Ingredient Profile: Parabens
Ingredient Profile: Parabens
In recent years, many skincare companies have been adamant about advertising their products as “Paraben Free”. But what is it about parabens that’s making manufacturers shy away from their use?
The answer, like so many other beauty issues, is unfortunately not exactly black and white.
Parabens, including methylparaben, butylparaben, and propylparaben, are esters used as preservatives to help delay the growth of bacteria in skincare and cosmetic products. In essence, they help prevent the product from “going bad” too soon.
Considered safe for years, parabens have recently become controversial due to a number of theoretical risks associated with their use.
First of all, parabens are an allergen for many. That means that some people who come into contact with parabens, especially on more sensitive skin like the thin skin around the eyes, could have adverse reactions that involve itching, burning, redness, rashes, or flaking.
For those who are not allergic to parabens, these side effects are largely avoided altogether, so long as they are not applied to broken skin.
The claim that’s really hitting home for a lot of people, though, is far graver. Some studies have found traces of parabens in malignant breast tumors, suggesting that use of products that contain parabens could have some connection to the formation of cancer.
This is only a surface interpretation, though. Scientifically-speaking, the presence of an item in tumor tissue does not necessarily mean that that particular item caused the tumor. A direct causal relationship between parabens and tumor formation has been neither proven or refuted; no one can say for sure if such a relationship exists.

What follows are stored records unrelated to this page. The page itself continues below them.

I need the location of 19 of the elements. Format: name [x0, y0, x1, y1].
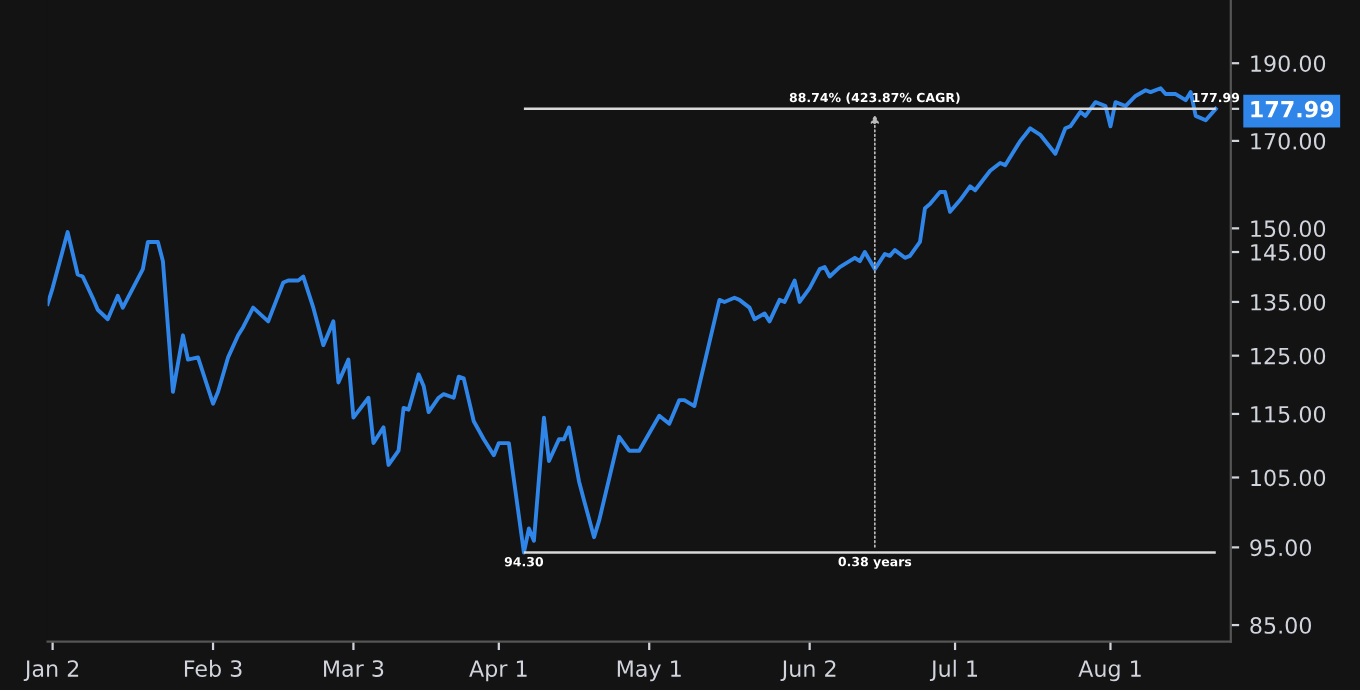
y-tick-label: 145.00: [1251, 243, 1326, 261]
x-tick-label: Jan 2: [23, 660, 79, 682]
y-tick-label: 95.00: [1250, 539, 1311, 557]
x-tick-label: Jun 2: [780, 660, 836, 682]
y-tick-label: 125.00: [1251, 347, 1326, 365]
y-tick-label: 85.00: [1250, 617, 1311, 634]
x-tick-label: Jul 1: [929, 659, 978, 682]
x-tick-label: Apr 1: [469, 660, 527, 682]
y-tick-label: 105.00: [1251, 469, 1326, 487]
y-tick-label: 190.00: [1251, 55, 1326, 72]
x-tick-label: Aug 1: [1078, 660, 1141, 682]
y-tick-label: 115.00: [1251, 405, 1326, 423]
y-tick-label: 150.00: [1251, 220, 1326, 238]
y-tick-label: 177.99: [1251, 100, 1334, 118]
x-tick-label: May 1: [617, 660, 681, 682]
x-tick-label: Feb 3: [184, 659, 242, 677]
y-tick-label: 135.00: [1251, 293, 1326, 311]
x-tick-label: Mar 3: [324, 660, 384, 677]
y-tick-label: 170.00: [1251, 132, 1326, 150]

Indeed, from a chemistry perspective, there is nothing about the chemical structure of parabens that would suggest the potential for carcinogenesis. While parabens do act as weak estrogens in the body, which could theoretically point to a role in the formation of tumors, this effect is small and considered by many researchers to be essentially negligible.
Some studies have shown that certain parabens can increase potential UVB skin damage when exposed to sunlight, meaning that their use during the day might increase the risks of photo-aging.
So, at the end of the day, should products containing parabens be avoided? Ultimately, no one knows for sure.
There is, however, one important factor to consider when choosing between paraben-free products and those that contain parabens. Now that parabens have become controversial, companies that are still using them to preserve their products may be less trustworthy when it comes to their other ingredients, and less dedicated to using the latest technologies that help make products safer.
This is to say: a company’s avoidance of parabens may indicate a larger overall dedication to your safety.
Our advice is always to play it safe. When it comes to controversial ingredients, there are always options that take the issue off the table altogether by excluding those ingredients that could be problematic.
As always, your skin is your choice. In the interest of protecting your safety, though, we do believe the safest effective option is always best.